Los hechos que narro a continuación ocurrieron el sábado 27 de junio de 1998. Ese día, emprendí un viaje en tren, con destino Berlín y por asuntos exclusivamente familiares. Nunca lo olvidaré. El punto de partida no importa, ni el nombre del lugar en el sur de Alemania y al que volveré necesariamente donde, tras varias horas de viaje, tuve que permanecer obligadamente media más, esperando hacer el transbordo definitivo que me llevara a mi destino. Media hora puede ser mucho o poco tiempo, no lo sé, pero fué el tiempo suficiente y definitivo para que me aconteciese un extraño suceso:
La estación estaba vacía. Desde mi lugar apartado, andén número cinco, divisaba la entrada pincipal de la estación. Sólo algunos viajeros se veían dispersos, entrando o saliendo, pero ninguno permanecía esperando un tren o a un familiar. El tráfico ferroviario tampoco era muy intenso. A estas horas las vías están ocupadas principalmente por trenes de mercancías de largo recorrido que pasan a toda velocidad, casi siempre sin hacer paradas. Me entretuve en inspeccionar uno de ellos que acababa de llegar. Pude oir perfectamente cada ruido del tren al detenerse. Los sonidos fluían claros, transportados nítidamente en un aire limpio que, para verano, encontré algo fresco.

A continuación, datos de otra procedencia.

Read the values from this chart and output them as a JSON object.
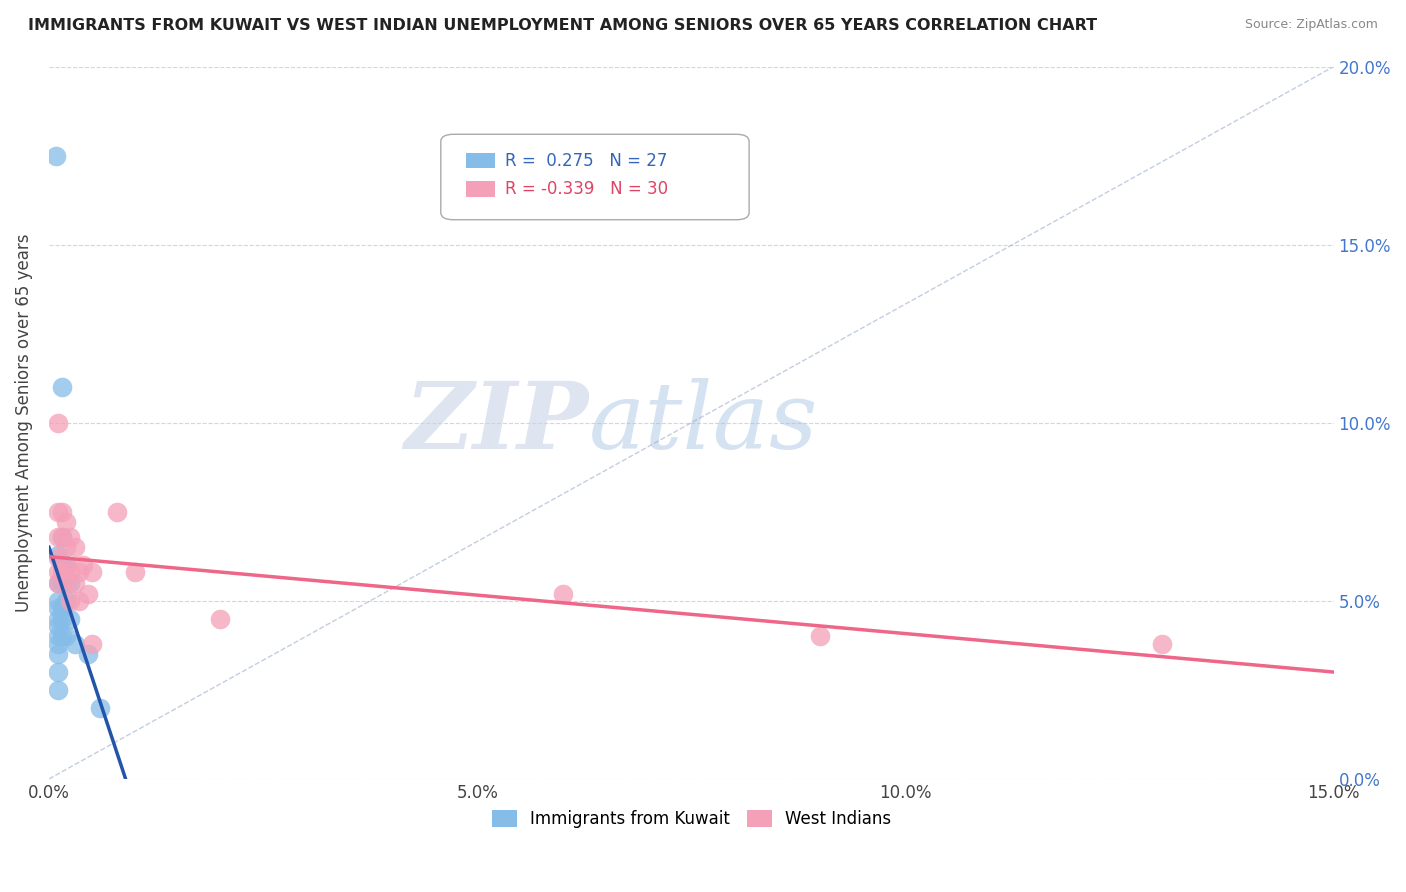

Todo se iluminó súbitamente y la lluvia hizo que me resguardara bajo la marquesina del andén. Desde mi refugio contemplé al guarda entrar en su garita tras autorizar la salida. El mercancías se puso en marcha y desapareció lentamente tras la cortina de agua que se desplegó en ese instante, era exageradamente largo. Minutos más tarde, un viento suave, pero molesto, y la lluvia fina eran mis únicos compañeros en la estación. Pensé en los habitantes del lugar, guarecidos en sus casas y muchos de ellos, probablemente, ya dormidos. Nada se movía a mi alrededor. En ese momento y doblando una curva apareció la luz de un tren. Con la duda de que fuera el esperado, consulté mi reloj y el de la estación: ambos marcaban las 23:45. No me preocupé, ya que aún debía esperar quince minutos para partir y, además, el tren que se acercaba lo hacía por la via ocho, una vía distinta a la prevista para el mío. Suaves gotas de agua golpeaban el techo de la marquesina. Ese sonido y el chirriar lejano de los frenos eran los únicos ruidos a mi alrededor. En la distancia observé la máquina con curiosidad. No era el tipo de tren que estamos acostumbrados a ver, era uno de esos trenes antiguos que de cuando en cuando aparecen por las estaciones para entretenimiento de los viajeros y deleite de los entendidos. Cuando terminó de frenar no apagó su maquinaria, se encontraba como en espera de no se qué maniobra de los operarios de la estación. Nada ni nadie se movió. El guarda permanecía dentro de su garita haciendo caso omiso al recién llegado. Ningún viajero bajó o subió al tren. Desde la distancia pude oir, de manera confusa al principio, un rumor vago, un largo lamento procedente de gargantas ahogadas: voces en tono de súplica que gritaban en sordina una letanía de quejas y el llanto de un niño. Antes de que pudiera reaccionar, el tren se puso en marcha lentamente. Corrí rápido, saltando sobre las vías que me separaban del andén desde donde partía de nuevo el tren. Cuando llegué al lugar, sólo tuve tiempo de ver los dos últimos vagones. De ellos salían brazos exhibiendo manos suplicantes y, otra vez, el llanto de ese niño separado de su madre. Al empleado, que acudió de inmediato a reprender mi actitud, no le convencieron mis explicaciones porque, como me repitió una y otra vez, ningún tren había llegado desde la marcha del mercancías y la única entrada esperada era la del tren de las 23:45, con destino Dachau y que, además, llevaba retraso.